The capture of the Grand Mosque in 1979 remains a watershed episode in the oil-rich kingdom’s history.
A group of ultra-conservative Saudi Sunni extremists stormed the Grand Mosque, which houses the cube-shaped Kaaba, which Muslims pray to five times a day. They demanded that the Al Saud royal family abdicate. A two-week siege that followed resulted in the deaths of 229 people. Wahhabism, an ultraconservative Islamic belief, was quickly adopted by the kingdom’s rulers.
Crown Prince Mohammed has gradually liberalized life in the kingdom since gaining power, opening movie theaters, letting women to drive, and defanging the country’s once-feared religious police. However, US intelligence agencies believe the crown prince ordered the assassination and dismemberment of Washington Post columnist Jamal Khashoggi while also ordering Yemeni airstrikes that killed hundreds of people.

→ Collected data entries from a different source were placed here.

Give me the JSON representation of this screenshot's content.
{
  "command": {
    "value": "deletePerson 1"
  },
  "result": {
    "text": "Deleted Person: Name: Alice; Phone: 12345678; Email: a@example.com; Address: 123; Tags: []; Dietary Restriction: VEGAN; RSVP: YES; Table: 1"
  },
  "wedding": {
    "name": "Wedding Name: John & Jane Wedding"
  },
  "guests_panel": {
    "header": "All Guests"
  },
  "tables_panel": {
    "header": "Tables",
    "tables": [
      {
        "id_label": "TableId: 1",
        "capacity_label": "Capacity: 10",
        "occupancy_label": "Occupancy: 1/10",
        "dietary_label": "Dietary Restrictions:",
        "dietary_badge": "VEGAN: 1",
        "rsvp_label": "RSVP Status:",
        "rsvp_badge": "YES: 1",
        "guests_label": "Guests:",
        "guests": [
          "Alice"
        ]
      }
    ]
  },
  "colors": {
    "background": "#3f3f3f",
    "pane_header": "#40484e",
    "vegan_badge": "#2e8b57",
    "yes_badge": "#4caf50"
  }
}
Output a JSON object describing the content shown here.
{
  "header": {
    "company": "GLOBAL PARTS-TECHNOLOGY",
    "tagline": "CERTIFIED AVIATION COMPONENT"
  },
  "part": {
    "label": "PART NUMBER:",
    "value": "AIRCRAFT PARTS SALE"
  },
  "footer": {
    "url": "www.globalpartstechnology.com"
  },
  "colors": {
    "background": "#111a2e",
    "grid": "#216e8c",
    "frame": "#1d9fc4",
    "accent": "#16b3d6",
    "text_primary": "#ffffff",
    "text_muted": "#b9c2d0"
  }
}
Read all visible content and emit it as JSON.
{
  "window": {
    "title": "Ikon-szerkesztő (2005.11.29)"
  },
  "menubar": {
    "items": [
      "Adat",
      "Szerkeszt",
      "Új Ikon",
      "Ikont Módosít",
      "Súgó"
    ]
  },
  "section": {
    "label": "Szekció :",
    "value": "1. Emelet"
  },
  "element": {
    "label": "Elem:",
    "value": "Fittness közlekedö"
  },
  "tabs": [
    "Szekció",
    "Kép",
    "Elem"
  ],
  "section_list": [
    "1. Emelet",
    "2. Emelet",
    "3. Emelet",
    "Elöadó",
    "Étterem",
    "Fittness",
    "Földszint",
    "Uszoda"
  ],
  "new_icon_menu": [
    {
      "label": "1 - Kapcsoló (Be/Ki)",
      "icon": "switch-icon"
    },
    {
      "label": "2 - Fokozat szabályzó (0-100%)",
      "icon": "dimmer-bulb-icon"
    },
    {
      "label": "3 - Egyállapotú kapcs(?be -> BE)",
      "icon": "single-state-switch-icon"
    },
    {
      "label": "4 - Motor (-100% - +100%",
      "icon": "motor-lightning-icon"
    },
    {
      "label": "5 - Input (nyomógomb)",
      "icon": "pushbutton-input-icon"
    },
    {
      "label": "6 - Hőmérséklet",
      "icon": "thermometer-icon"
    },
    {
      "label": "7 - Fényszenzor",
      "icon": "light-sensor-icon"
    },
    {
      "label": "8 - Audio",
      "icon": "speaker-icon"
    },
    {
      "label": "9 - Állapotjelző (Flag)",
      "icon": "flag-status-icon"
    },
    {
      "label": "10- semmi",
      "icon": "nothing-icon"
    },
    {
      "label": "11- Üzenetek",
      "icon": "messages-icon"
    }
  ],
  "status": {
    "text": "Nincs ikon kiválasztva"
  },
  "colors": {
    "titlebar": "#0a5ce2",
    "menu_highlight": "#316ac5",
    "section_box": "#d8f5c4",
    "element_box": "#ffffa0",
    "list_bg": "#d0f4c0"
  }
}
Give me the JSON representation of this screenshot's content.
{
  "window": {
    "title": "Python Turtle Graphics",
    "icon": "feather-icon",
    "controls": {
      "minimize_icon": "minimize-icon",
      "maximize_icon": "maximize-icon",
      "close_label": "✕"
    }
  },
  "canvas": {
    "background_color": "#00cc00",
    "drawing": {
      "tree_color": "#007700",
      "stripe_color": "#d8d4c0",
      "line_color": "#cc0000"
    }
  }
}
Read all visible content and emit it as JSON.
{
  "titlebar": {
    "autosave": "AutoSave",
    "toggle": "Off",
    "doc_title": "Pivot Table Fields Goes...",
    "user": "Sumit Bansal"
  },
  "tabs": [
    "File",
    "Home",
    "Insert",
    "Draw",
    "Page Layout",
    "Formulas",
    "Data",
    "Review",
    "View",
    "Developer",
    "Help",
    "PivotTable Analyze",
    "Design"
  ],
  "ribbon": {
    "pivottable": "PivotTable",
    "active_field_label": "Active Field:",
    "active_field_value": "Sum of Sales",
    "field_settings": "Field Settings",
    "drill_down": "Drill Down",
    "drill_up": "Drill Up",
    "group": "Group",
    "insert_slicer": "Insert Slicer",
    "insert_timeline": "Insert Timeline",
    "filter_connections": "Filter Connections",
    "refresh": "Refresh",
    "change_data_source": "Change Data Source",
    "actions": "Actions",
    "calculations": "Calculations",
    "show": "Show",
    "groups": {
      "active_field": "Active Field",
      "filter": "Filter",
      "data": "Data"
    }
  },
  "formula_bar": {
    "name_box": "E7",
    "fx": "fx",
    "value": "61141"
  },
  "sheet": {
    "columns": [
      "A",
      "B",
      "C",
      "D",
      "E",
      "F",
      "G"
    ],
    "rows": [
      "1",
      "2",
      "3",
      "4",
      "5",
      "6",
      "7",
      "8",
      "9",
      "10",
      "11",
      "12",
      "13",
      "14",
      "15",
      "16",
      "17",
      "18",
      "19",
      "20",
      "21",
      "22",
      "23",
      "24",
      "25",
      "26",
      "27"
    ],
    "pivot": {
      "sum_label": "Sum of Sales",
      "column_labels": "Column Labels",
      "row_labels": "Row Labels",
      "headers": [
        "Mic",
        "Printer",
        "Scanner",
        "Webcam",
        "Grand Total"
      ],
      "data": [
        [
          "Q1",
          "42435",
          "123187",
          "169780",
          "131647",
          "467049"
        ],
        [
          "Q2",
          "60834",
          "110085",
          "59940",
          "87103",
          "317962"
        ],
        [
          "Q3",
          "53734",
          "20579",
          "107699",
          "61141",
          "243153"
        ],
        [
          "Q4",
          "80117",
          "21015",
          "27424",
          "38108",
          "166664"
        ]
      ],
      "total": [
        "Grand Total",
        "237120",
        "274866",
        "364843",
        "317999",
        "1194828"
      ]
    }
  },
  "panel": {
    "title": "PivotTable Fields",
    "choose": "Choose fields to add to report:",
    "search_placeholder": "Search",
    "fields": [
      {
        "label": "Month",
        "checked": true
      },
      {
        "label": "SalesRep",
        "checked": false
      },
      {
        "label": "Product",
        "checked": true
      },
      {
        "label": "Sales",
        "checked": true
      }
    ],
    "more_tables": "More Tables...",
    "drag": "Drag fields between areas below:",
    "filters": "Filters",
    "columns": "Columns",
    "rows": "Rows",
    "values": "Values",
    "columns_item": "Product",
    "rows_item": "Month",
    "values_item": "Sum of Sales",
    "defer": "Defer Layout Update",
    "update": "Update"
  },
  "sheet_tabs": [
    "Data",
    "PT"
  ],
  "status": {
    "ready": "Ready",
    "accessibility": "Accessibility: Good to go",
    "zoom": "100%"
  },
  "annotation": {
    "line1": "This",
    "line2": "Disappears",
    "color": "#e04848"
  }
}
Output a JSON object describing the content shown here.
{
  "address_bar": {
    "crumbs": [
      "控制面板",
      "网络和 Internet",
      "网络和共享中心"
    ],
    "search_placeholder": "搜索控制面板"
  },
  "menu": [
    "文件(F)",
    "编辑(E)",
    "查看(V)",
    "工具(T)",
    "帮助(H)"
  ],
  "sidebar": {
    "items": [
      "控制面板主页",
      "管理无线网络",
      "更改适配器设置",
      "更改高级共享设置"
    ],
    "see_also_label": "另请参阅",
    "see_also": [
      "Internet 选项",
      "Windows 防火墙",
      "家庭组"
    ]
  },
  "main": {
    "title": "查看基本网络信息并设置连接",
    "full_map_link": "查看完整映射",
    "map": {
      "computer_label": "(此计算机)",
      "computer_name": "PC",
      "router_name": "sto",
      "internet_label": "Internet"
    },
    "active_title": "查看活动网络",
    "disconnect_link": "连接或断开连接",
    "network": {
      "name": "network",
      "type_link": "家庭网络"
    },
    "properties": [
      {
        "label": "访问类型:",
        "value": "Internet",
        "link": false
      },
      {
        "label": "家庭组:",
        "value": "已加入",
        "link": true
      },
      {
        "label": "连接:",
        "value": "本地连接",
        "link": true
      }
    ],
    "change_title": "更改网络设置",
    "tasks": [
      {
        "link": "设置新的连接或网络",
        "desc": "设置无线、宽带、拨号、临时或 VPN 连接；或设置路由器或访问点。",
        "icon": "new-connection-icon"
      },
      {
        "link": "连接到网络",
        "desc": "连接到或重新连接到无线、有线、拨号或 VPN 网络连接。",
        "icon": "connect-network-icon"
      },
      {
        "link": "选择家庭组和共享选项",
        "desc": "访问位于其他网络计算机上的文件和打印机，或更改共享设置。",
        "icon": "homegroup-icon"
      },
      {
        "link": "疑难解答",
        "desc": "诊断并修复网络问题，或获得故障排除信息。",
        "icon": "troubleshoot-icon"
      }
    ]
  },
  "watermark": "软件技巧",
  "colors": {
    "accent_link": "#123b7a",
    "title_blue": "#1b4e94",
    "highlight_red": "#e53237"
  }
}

The crown prince mentioned the death penalty in excerpts from an interview with The Atlantic magazine, saying that a “large percentage” of executions had been postponed due to the payment of so-called “blood money” settlements to mourning families.
“Well about the death penalty, we got rid of all of it, except for one category, and this one is written in the Quran, and we cannot do anything about it, even if we wished to do something, because it is clear teaching in the Quran,” According to a translation later published by the Saudi-owned satellite news channel Al-Arabiya, the prince said.
“If someone killed someone, another person, the family of that person has the right, after going to the court, to apply capital punishment, unless they forgive him. Or if someone threatens the life of many people, that means he has to be punished by the death penalty.”
He added: “Regardless if I like it or not, I don’t have the power to change it.”
In other news, the Saudi Arabian government published new laws on Friday that allow women to obtain passports and to travel freely, ending a longstanding guardianship policy that gave men control over women.
These changes could have a significant impact on Saudi women’s rights. Women have long been accused of being treated like minors in the legal system, which requires them to have consent from a man to obtain a passport or travel abroad. It is most often the son or father of a woman’s guardian who is that woman’s male guardian.
Saudis celebrated the changes on Twitter, posting memes showing people running to the airport with luggage and hailing the crown prince.
Conservatives, however, also voiced opposition to the changes, posting videos of senior Saudi clerics arguing for guardianship laws in the past.
The decrees also allow women to register marriages, divorces, and births as well as receive official documents. Legal guardianship of children can also be conferred upon fathers or mothers.
Nice to see them becoming a little more progressive.